La nostra vita è frenetica, nulla di nuovo, se troviamo del tempo per noi sarà sempre di corsa e con metà cervello distratto che pensa alla lista della spesa. Ogni tanto però capita che una cosa arrivi a spezzare la corazza della nostra quotidianità e ci faccia pensare, davvero, ci faccia ricordare emozioni che abbiamo sepolto e ci faccia arrabbiare con noi stesse per esserci lasciate plagiare dal mondo, quando in realtà siamo noi che dobbiamo decidere chi siamo.
Pochi giorni su Soffice Lavanda ho visto il video di Lizzie Velasquez, How do you defines yourself. Due cose mi hanno colpito, un passaggio in cui Lizzie dice: “I had a really difficult life, but that’s ok” (io ho avuto una vita molto difficile, ma va bene così), e la seconda frase non è di Lizzie, ma di Takiko che racconta di quando a scuola era finita al penultimo posto nella classifica delle più carine della classe e che la cosa che ricorda è “il fatto che io me lo aspettassi e non ci rimasi nemmeno particolarmente male”. Oh come me la ricordo questa sensazione, e non solo in base all’aspetto fisico.
Non vi voglio parlare della sindrome di questa forte ragazza, ne del fatto che sia crudele o meno definirla brutta. Non vi voglio nemmeno parlare di bullismo, lo fa lei meglio di me. Guardate il video, è anche sottotitolato in italiano quindi non ci sono scuse. Vi voglio porre, come ha fatto Takiko, la stessa domanda che vi pone Lizzie: “Cosa vi definisce?” In italiano non ha la stessa forza ma il significato è questo. Lasciate che siano gli altri a definirvi e ci credete? Lasciate che sia una parte di voi a definire voi stesse? Non mi interessa quello che gli altri pensano di voi, ma quello che voi pensate di voi stesse. Tutta la classe potrebbe dire di voi che siete “quella grassa” “quella bassa” o “quella secchiona” o “quella con gli occhiali” ma ciò non vuol dire che lo dobbiate pensare anche voi, che sia quello che vi definisca.
Io ho lasciato a lungo che gli altri mi definissero, avevo un’amica al liceo che già a 16 anni si ribellava contro le etichette che le affibbiavano, era “quella con gli occhiali” e non lo sopportava, fremeva dal dimostrare di essere più di quello.
Io no, probabilmente ero già imbottita di etichette e di limiti, ero quella brava in matematica, quella poco sportiva, ero anche quella grassa (nella mia testa dato che non lo ero affatto), ero quella timida, ero quella che faceva errori di ortografia e non sapeva scrivere.

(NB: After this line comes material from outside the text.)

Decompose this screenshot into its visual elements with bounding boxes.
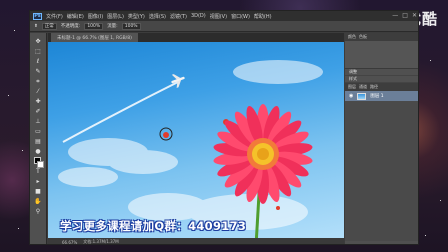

Ma sapevo anche bene quello che non ero: non ero quella sexy con cui ci provavano i ragazzi, non ero nemmeno quella bella, non ero quella che voleva stare al centro dell’attenzione, non ero quella che diceva agli altri cosa fare, e non ero nemmeno quella brava a scuola. Era come se avessi una corolla di paletti intorno a me, parte da me piantati e altri messi da insegnanti, amici e parenti.
All’università iniziò a cadere il primo paletto, e scoprii che ero sì quella intelligente, ma poco importava, gli altri paletti restavano lì, saldi e nelle direzioni in cui avrei voluto andare, ma credevo di non poterlo fare. Continuai a vivere la mia vita con la maschera che mi ero imposta, ma le maschere dopo un po’ stanno strette e se gli altri cercano di fissarcele ancora di più poi, dalla rabbia, finisce che le facciamo saltare.
Io ho cominciato il 30 novembre 2006 a far saltare i mie paletti, a chiedermi cosa volevo essere e a cercare di diventarlo, o scoprire già di esserlo. Adesso se penso al fatto che fossero singole cose a definirmi mi viene quasi da ridere, io non sono quella persona, non lo sono mai stata e mi sono limitata da sola, ma ora cerco di non farlo più.
E vuoi, cosa definisce chi siete? Lasciate che siano gli altri?